Lo stesso si può dire del controllo qualità. Dove solitamente lo sguardo infallibile degli esperti trovava anche le più piccole imperfezioni nel colore e nella finitura, nella fibra di carbonio verniciata il problema non si pone. Ora si ricercano problemi di qualità totalmente differenti. Come per qualsiasi altro aspetto in Polestar, abbiamo grandi ambizioni e tutti ci sforziamo di continuo per trovare il modo migliore di lavorare con questo materiale.

La sicurezza, un tutt'uno con le prestazioni

Polestar ha eseguito test esaustivi per garantire il rispetto dei rigorosi requisiti in materia di sicurezza e resistenza della Polestar 1. Assemblare i componenti in fibra di carbonio con la piattaforma in acciaio e gli altri componenti della Polestar 1 è una vera sfida. L'acciaio è più elastico della fibra di carbonio e, per fissare tra loro i due materiali, Polestar utilizza un adesivo creato appositamente, in grado di sopportare le variazioni di movimento dei componenti in acciaio e in fibra di carbonio. Come spiega Zef:

"La vera sfida è che la fibra di carbonio è un materiale che si spezza in modo lineare, mentre per le strutture tradizionali del settore automobilistico si utilizzano materiali in grado di deformarsi prima di spezzarsi (come l'acciaio, ad esempio). La fibra di carbonio, invece, ha un comportamento diverso in base alla direzione delle forze."

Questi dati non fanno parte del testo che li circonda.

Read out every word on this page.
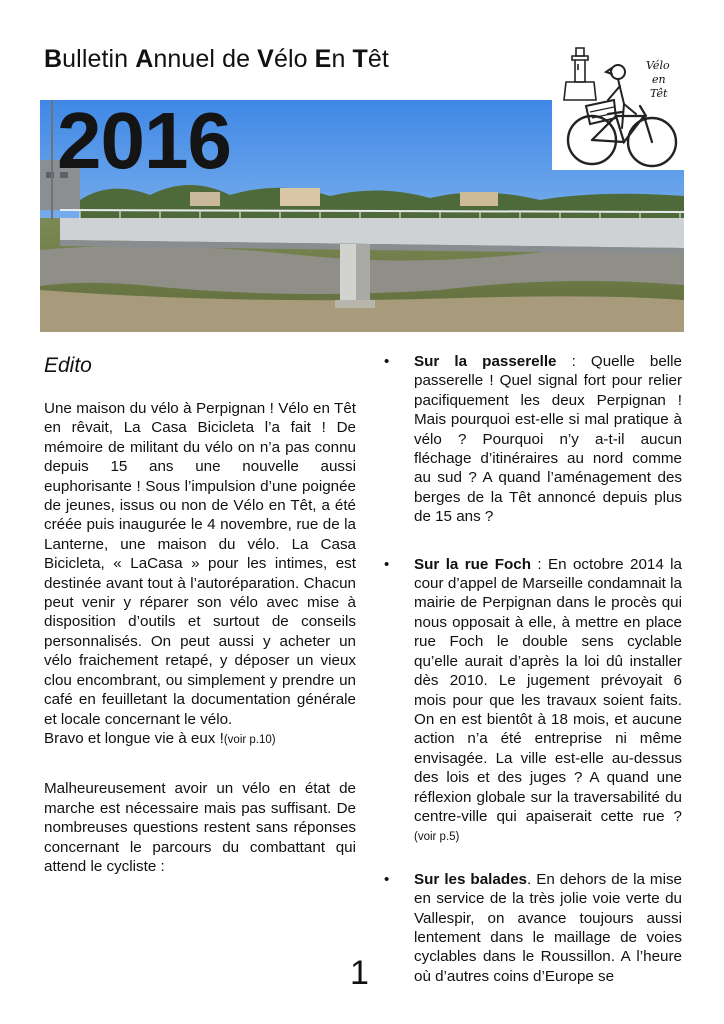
Bulletin Annuel de Vélo En Têt
2016
Vélo
en
Têt
Edito

Une maison du vélo à Perpignan ! Vélo en Têt en rêvait, La Casa Bicicleta l’a fait ! De mémoire de militant du vélo on n’a pas connu depuis 15 ans une nouvelle aussi euphorisante ! Sous l’impulsion d’une poignée de jeunes, issus ou non de Vélo en Têt, a été créée puis inaugurée le 4 novembre, rue de la Lanterne, une maison du vélo. La Casa Bicicleta, « LaCasa » pour les intimes, est destinée avant tout à l’autoréparation. Chacun peut venir y réparer son vélo avec mise à disposition d’outils et surtout de conseils personnalisés. On peut aussi y acheter un vélo fraichement retapé, y déposer un vieux clou encombrant, ou simplement y prendre un café en feuilletant la documentation générale et locale concernant le vélo.
Bravo et longue vie à eux !(voir p.10)

Malheureusement avoir un vélo en état de marche est nécessaire mais pas suffisant. De nombreuses questions restent sans réponses concernant le parcours du combattant qui attend le cycliste :

• Sur la passerelle : Quelle belle passerelle ! Quel signal fort pour relier pacifiquement les deux Perpignan ! Mais pourquoi est-elle si mal pratique à vélo ? Pourquoi n’y a-t-il aucun fléchage d’itinéraires au nord comme au sud ? A quand l’aménagement des berges de la Têt annoncé depuis plus de 15 ans ?

• Sur la rue Foch : En octobre 2014 la cour d’appel de Marseille condamnait la mairie de Perpignan dans le procès qui nous opposait à elle, à mettre en place rue Foch le double sens cyclable qu’elle aurait d’après la loi dû installer dès 2010. Le jugement prévoyait 6 mois pour que les travaux soient faits. On en est bientôt à 18 mois, et aucune action n’a été entreprise ni même envisagée. La ville est-elle au-dessus des lois et des juges ? A quand une réflexion globale sur la traversabilité du centre-ville qui apaiserait cette rue ? (voir p.5)

• Sur les balades. En dehors de la mise en service de la très jolie voie verte du Vallespir, on avance toujours aussi lentement dans le maillage de voies cyclables dans le Roussillon. A l’heure où d’autres coins d’Europe se

1
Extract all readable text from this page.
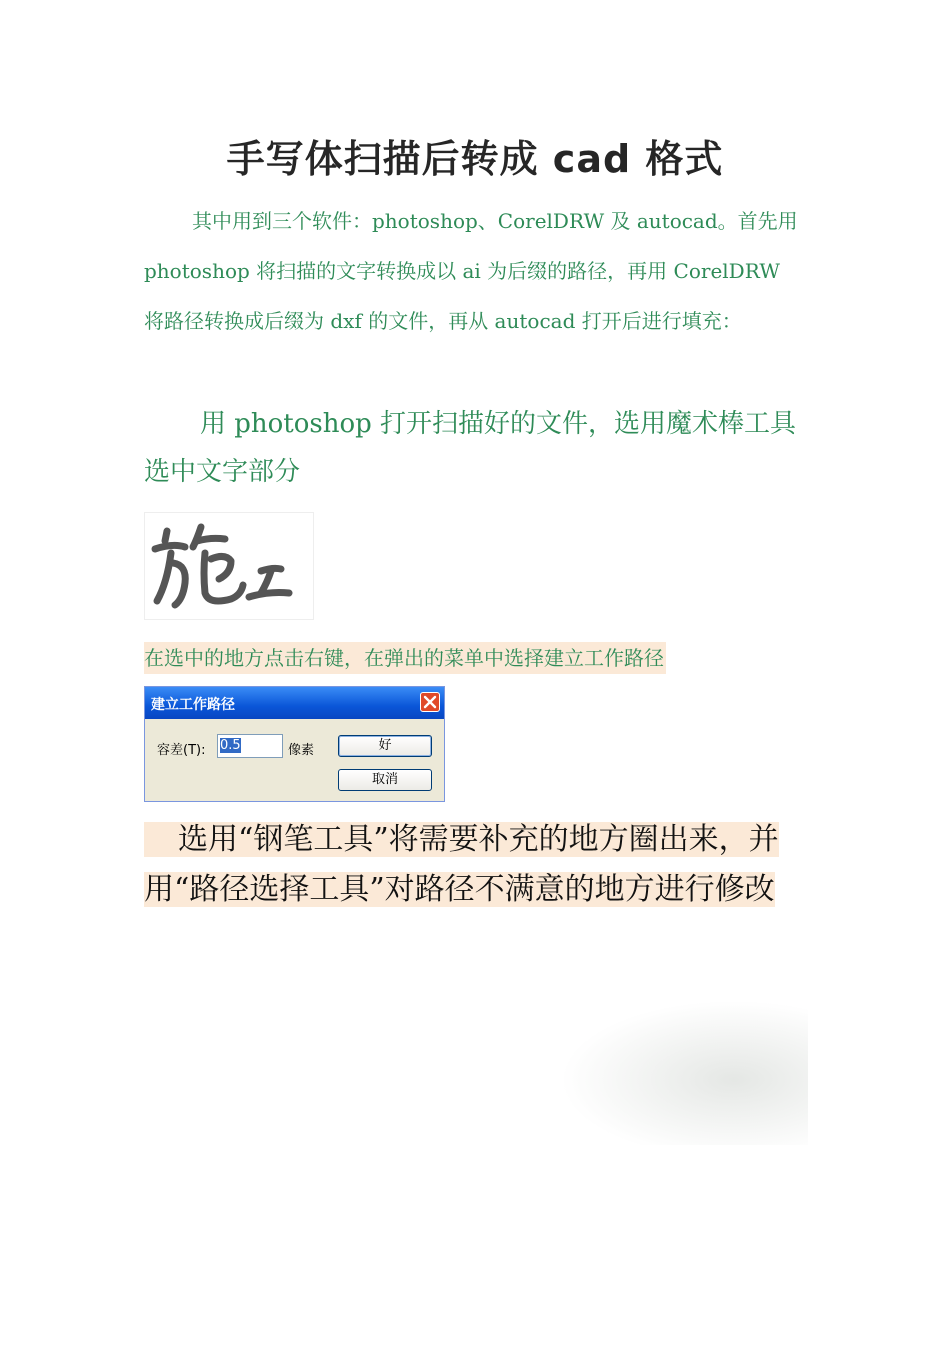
手写体扫描后转成 cad 格式
其中用到三个软件：photoshop、CorelDRW 及 autocad。首先用 photoshop 将扫描的文字转换成以 ai 为后缀的路径，再用 CorelDRW 将路径转换成后缀为 dxf 的文件，再从 autocad 打开后进行填充：
用 photoshop 打开扫描好的文件，选用魔术棒工具选中文字部分
在选中的地方点击右键，在弹出的菜单中选择建立工作路径
建立工作路径
容差(T): 0.5	像素	好
取消
选用“钢笔工具”将需要补充的地方圈出来，并用“路径选择工具”对路径不满意的地方进行修改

Il risultato finale rende la Polestar 1 un'auto leader a livello mondiale per quanto riguarda sicurezza e resistenza in caso di collisione. L'unione tra la scocca in fibra di carbonio e la piattaforma in acciaio rende la Polestar 1 perfetta in termini di caratteristiche di guida e protezione.

Una riflessione sui dettagli

Ripensando al lavoro che abbiamo svolto finora, la fibra di carbonio si spiega da sola. È decisamente high-tech, richiede una certa dose di elaborazione e una gran pazienza per lavorarla alla perfezione ma quando ci si riesce, il risultato è una combinazione esclusiva di ingegneria di precisione e design sofisticato, che non passa certo inosservata. Cambia il tuo punto di vista. Passando la mano sulla carrozzeria, sei consapevole che le superfici non sono pressate dalle macchine, che le parti in carbonio vengono posizionate una ad una a mano e, per questo motivo, le linee del modello combaciano alla perfezione. C'è anche una consapevolezza che ogni parte viene rifinita a mano con un'autentica ossessione per i dettagli. Essere consapevoli di tutto questo è una sensazione molto speciale.

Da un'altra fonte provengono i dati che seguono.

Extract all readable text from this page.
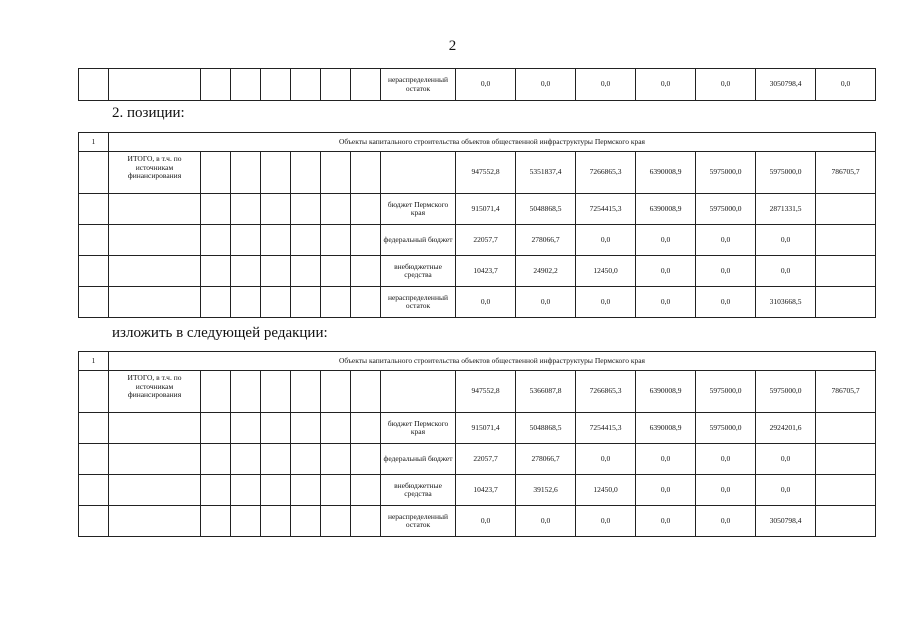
2
								нераспределенный остаток	0,0	0,0	0,0	0,0	0,0	3050798,4	0,0
2. позиции:
1	Объекты капитального строительства объектов общественной инфраструктуры Пермского края														
	ИТОГО, в т.ч. по источникам финансирования								947552,8	5351837,4	7266865,3	6390008,9	5975000,0	5975000,0	786705,7
								бюджет Пермского края	915071,4	5048868,5	7254415,3	6390008,9	5975000,0	2871331,5	
								федеральный бюджет	22057,7	278066,7	0,0	0,0	0,0	0,0	
								внебюджетные средства	10423,7	24902,2	12450,0	0,0	0,0	0,0	
								нераспределенный остаток	0,0	0,0	0,0	0,0	0,0	3103668,5	
изложить в следующей редакции:
1	Объекты капитального строительства объектов общественной инфраструктуры Пермского края														
	ИТОГО, в т.ч. по источникам финансирования								947552,8	5366087,8	7266865,3	6390008,9	5975000,0	5975000,0	786705,7
								бюджет Пермского края	915071,4	5048868,5	7254415,3	6390008,9	5975000,0	2924201,6	
								федеральный бюджет	22057,7	278066,7	0,0	0,0	0,0	0,0	
								внебюджетные средства	10423,7	39152,6	12450,0	0,0	0,0	0,0	
								нераспределенный остаток	0,0	0,0	0,0	0,0	0,0	3050798,4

Tutte le parti in carbonio vengono posizionate una ad una a mano, con annessa rifinitura sempre a mano, per garantire che le linee del modello corrispondano alla perfezione.

Vedremo un maggiore utilizzo della fibra di carbonio in futuro? È una domanda difficile e ci sono molti parametri da definire prima che un team possa prendere una decisione al riguardo, ma è certo che la fibra di carbonio è perfetta per molti componenti di un'auto e, per i suoi innumerevoli vantaggi, vale la pena di utilizzarla. Se si comincia a utilizzarla normalmente, è bene sapere che anche i fornitori sono alla ricerca di un modo per riciclare e riutilizzare questo materiale in futuro. Questo è un fattore critico nella scelta dell'impiego di questo materiale per la Polestar 1.

Sarà riuscito il team a trovare il giusto equilibrio e restare fedele alla filosofia Polestar: niente compromessi, niente scorciatoie?

Sembrerebbe che ci siano riusciti… e che non si siano fermati qui.

La fibra di carbonio è una delle nostre tecnologie all'avanguardia. Ce ne sono molte altre.

La Polestar 1 è un ibrido dalle prestazioni elettriche, un'auto esclusiva che racchiude alimentazione elettrica e straordinarie prestazioni, magnifiche proporzioni, straordinaria abilità artigianale e tecnologia innovativa. Ogni singolo dettaglio viene sviluppato e selezionato con cura. L'utilizzo della fibra di carbonio è solo uno degli aspetti che dimostrano le nostre serie intenzioni di rendere la Polestar 1 un'auto senza compromessi.

Dati in breve - La fibra di carbonio e la Polestar 1:

Peso. Una riduzione totale di 230 kg utilizzando la fibra di carbonio insieme al telaio SPA.Rigidezza. Aumento della rigidezza torsionale da 22Nmm-2 a 32Nmm-2. Un aumento di oltre il 45%.Centro di gravità. Una base in acciaio SPA e la parte superiore in fibra di carbonio abbassano il centro di gravità, migliorando manovrabilità e prestazioni.